10 Female Wrestlers Ignored In WWE's Revisionist History
6. Bull Nakano
For those who never saw her work, Bull Nakano was basically a scarier, female Braun Strowman. Having won her first championship at the age of 17, Nakano was already a respected veteran in Japan when she joined the WWF in 1994, aged 26. At just over 200 pounds, her size alone got the crowd’s attention, to say nothing of her wild makeup and crazy hair, but it was her physical charisma in the ring that made her a WWF star. Her clotheslines and leg drops look devastating, and she even went to the top rope for truly impressive dives.

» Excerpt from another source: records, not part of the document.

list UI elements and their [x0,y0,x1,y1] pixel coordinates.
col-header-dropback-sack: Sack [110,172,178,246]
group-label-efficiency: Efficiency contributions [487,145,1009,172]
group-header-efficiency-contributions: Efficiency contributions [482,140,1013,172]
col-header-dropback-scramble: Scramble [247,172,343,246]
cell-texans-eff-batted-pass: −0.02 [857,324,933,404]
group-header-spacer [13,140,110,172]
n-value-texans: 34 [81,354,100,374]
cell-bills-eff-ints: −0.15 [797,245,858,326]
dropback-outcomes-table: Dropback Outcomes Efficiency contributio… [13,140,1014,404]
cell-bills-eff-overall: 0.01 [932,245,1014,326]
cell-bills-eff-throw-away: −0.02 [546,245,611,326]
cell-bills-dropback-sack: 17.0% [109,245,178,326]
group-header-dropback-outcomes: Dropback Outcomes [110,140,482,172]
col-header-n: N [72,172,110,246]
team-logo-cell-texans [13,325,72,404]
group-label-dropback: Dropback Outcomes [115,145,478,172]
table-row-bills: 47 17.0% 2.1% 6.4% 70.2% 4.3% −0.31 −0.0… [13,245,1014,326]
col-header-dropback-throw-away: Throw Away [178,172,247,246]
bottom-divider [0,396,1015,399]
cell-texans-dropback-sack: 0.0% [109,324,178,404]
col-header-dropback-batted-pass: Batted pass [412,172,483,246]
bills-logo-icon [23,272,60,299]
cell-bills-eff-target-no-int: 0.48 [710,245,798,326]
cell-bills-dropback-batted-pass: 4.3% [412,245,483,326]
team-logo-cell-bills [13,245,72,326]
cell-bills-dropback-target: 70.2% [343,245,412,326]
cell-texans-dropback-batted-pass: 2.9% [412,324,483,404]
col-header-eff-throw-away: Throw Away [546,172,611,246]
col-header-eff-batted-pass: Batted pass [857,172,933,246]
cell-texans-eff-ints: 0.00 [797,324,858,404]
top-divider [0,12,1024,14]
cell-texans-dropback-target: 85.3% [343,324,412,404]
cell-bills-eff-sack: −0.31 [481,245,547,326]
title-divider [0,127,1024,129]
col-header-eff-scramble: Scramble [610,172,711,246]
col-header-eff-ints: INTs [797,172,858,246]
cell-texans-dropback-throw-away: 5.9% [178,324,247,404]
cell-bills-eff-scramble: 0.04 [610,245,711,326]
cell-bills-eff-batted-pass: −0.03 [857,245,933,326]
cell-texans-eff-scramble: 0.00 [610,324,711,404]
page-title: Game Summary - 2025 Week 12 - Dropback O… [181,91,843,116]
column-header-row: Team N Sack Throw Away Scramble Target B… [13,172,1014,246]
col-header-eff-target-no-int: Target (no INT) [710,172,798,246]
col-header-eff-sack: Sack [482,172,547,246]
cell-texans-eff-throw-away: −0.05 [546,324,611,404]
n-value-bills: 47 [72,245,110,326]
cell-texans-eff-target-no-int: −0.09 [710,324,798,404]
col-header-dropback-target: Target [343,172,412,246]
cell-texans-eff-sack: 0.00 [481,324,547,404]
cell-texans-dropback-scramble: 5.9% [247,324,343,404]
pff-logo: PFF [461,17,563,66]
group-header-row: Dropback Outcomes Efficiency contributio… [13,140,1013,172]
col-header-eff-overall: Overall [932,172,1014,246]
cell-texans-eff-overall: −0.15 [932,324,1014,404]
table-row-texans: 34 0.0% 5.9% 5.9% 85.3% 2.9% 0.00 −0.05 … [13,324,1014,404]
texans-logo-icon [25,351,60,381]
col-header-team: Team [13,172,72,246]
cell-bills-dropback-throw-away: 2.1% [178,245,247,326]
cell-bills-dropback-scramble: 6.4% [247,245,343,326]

With such a gap in talent between Alundra Blayze and the rest of the division, Nakano was initially brought into the WWF to provide a credible threat to her championship reign. Beginning at SummerSlam 1994, the two began an extended program that saw Nakano capture the championship at a Tokyo Dome event in November and then drop it back to Blayze the following April. When Blayze took time off to recover from plastic surgery, the WWF made plans to build a feud between Nakano and the newly-signed Bertha Faye. Unfortunately, Nakano was caught with cocaine and forced out of the company soon after, a harsh punishment coming from the company that had employed the likes of Hulk Hogan, Randy Savage, The Ultimate Warrior, and others. She had a brief stint in WCW, but retired from wrestling shortly after, with only the odd comeback match since.
As with the Jumping Bomb Angels, Nakano was a talented foreign worker more famous for her work outside of the WWF than in it, and her tenure in the company lasted under a year. Coupled with the cocaine incident, it’s not a surprise that she’s rarely talked about in WWE today, but her work speaks for itself, and she helped set the standard for later stars like Chyna, Kharma, and Nia Jax.